Roanoke Times Copyright (c) 1995, Landmark Communications, Inc. DATE: TUESDAY, August 16, 1994 TAG: 9408160075 SECTION: CURRENT PAGE: NRV-3 EDITION: NEW RIVER VALLEY SOURCE: New River Valley bureau DATELINE: PULASKI LENGTH: Medium
A planning committee outlined a variety of possible activities for the festival at its first meeting Monday at the Colony of Virginia store. The center of the activities will be moved from Jackson Park to downtown Pulaski, particularly along several blocks of Main Street, which will be closed to traffic.
Mailing labels are being prepared for volunteers at Pulaski's RSVP Senior Center to put on envelopes for the mailings.
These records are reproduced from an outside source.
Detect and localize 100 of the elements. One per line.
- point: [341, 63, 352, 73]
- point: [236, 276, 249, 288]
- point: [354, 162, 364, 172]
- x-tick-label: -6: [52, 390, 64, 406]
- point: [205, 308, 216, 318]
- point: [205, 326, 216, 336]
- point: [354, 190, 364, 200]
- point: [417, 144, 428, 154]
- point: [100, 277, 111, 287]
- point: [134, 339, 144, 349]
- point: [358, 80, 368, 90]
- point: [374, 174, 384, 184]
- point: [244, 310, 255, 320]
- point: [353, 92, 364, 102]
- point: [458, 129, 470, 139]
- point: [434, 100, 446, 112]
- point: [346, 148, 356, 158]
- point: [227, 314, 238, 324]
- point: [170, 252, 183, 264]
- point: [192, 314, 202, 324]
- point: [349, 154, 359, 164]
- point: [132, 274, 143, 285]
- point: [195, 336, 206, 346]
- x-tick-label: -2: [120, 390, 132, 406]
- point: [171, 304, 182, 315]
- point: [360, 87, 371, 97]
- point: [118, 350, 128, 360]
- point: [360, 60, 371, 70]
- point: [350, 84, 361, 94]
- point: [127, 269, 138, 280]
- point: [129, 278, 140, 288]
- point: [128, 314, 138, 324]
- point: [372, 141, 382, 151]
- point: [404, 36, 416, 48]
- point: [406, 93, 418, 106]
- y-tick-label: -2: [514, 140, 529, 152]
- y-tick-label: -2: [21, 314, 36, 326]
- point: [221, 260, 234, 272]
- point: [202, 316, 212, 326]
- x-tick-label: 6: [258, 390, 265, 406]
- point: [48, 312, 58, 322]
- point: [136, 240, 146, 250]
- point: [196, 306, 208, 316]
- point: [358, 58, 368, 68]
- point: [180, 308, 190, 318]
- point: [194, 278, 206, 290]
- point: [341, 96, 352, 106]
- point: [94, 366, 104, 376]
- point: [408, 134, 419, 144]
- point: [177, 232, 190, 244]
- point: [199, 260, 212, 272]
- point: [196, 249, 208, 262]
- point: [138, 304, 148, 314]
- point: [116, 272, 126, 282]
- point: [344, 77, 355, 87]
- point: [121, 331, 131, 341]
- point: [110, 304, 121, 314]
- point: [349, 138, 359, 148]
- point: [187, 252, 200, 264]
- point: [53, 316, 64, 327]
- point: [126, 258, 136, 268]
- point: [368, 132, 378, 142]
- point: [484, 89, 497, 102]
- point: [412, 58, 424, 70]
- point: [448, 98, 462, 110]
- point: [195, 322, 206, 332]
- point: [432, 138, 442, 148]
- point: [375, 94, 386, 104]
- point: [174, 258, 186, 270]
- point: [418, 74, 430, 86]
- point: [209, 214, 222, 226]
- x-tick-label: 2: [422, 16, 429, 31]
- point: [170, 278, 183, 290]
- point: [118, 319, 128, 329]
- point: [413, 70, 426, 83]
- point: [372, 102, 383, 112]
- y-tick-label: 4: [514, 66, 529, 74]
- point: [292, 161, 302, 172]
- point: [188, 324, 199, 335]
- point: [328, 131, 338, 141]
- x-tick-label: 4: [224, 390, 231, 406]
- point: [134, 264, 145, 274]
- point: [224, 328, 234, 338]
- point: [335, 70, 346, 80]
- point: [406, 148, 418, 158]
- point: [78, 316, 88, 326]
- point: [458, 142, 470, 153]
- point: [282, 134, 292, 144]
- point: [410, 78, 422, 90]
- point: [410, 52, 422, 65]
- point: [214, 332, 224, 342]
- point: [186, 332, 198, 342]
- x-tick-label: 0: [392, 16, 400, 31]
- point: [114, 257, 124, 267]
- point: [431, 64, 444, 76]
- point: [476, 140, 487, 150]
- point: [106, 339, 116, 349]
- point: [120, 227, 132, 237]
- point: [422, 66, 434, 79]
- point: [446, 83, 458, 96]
Pat Gooch, co-owner of the new Casimir Company framing store on Main Street, is running off the labels on her computer. She is also supplying a drawing of Count Casimir Pulaski, the Polish nobleman who sided with the Colonies in the Revolutionary War and for whom both her store and the town and county are named.
Debbie Jonas, owner of Colony of Virginia, said she had gotten positive responses about Count Pulaski Day from more than 30 crafts people she had contacted over the weekend at the Virginia Highlands Festival in Abingdon. She and Marlys Flynn, owner of the Upstairs/Downstairs store, also recruited antique dealers from a show at the Roanoke Civic Center.
Activities being considered for Count Pulaski Day, which will run generally from 10 a.m. to 5 p.m., include live music and radio broadcasting of the event, a bike rodeo, hayride, bicycle races, pumpkin-carving contest, horse and buggy rides, tours of the Old Courthouse, a tug-of-war between employees of the town and county, a Count Pulaski look-alike contest, and people in Revolutionary War period dress.
Jonas said the committee is still open to more ideas, which can be brought to her or Flynn.